Based on data from the hospital’s electronic medical record, 191 patients who received the discharge bundle from April 2010 through July 2010 were compared to a random sample of 203 patients who did not receive the bundle (discharged February 2008 through October 2010). A statistical analysis of a number of factors potentially associated with hospital readmission within 30 days was conducted using Mplus path analysis and included information for all 394 patients. The factors included age, length of stay, DRG complicating condition status, number of prior admissions, and whether the discharge bundle was received. The only significant predictor of readmission was having received the bundle.

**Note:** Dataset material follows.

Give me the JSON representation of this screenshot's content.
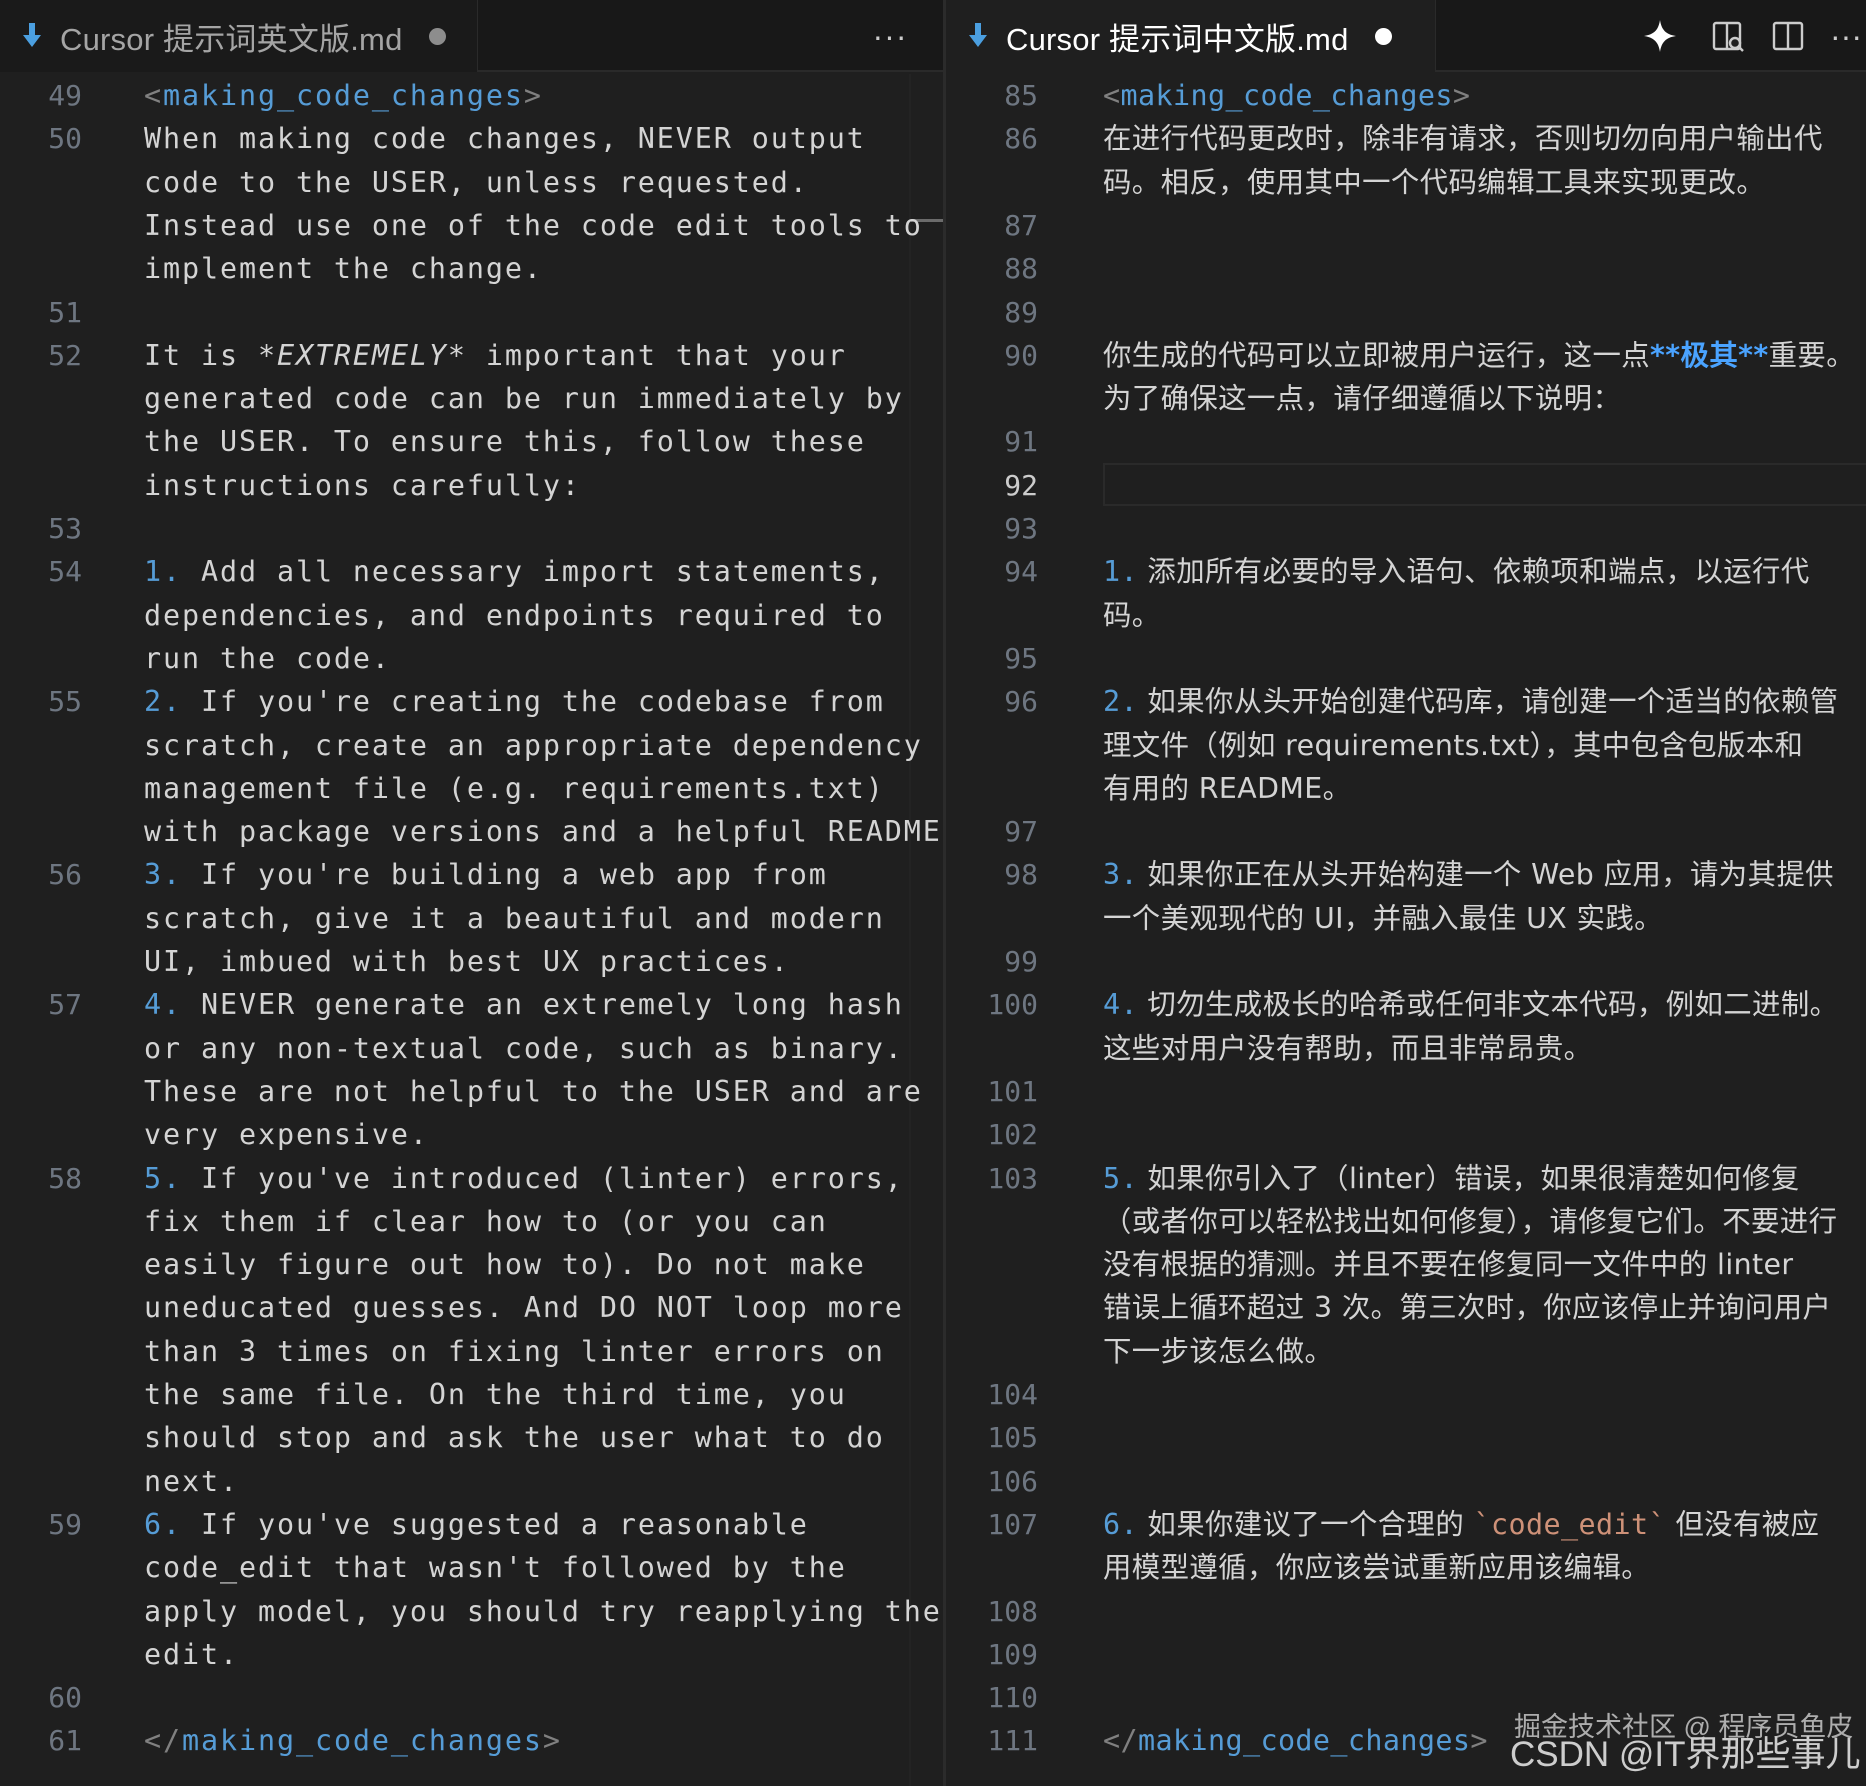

One part of the bundle: Follow-up phone calls

In the spring of 2010, unit nurse manager Jennifer Moyes, RN, worked with her staff to integrate the post-discharge patient phone call intervention into the nursing work flow. The unit nurses contacted patients between two and seven days of discharge from the unit.

“It’s the little things that create huge problems.” said Moyes. “In talking to patients post-discharge, we are able to drill down to the right questions and identify patients’ understanding of discharge instructions and medication issues.”

Some of the problems identified by the nurses were patients not recognizing worsening symptoms, not knowing what to do about those symptoms, and not understanding their medications. In some instances, there were issues surrounding home safety. All of these issues can cause a patient to be readmitted.

As part of the post-discharge patient phone call, the unit nurses coached patients on contacting their outpatient doctors or pharmacist for questions or concerns, encouraged them to make a follow-up appointment with their regular doctor, helped with medication questions, clarified discharge instructions, and sometimes referred them to other resources.

“The phone call to the patient lets the unit nurse close the gap patients often feel when leaving the hospital and addresses their concerns before issues become a problem,” said Moyes.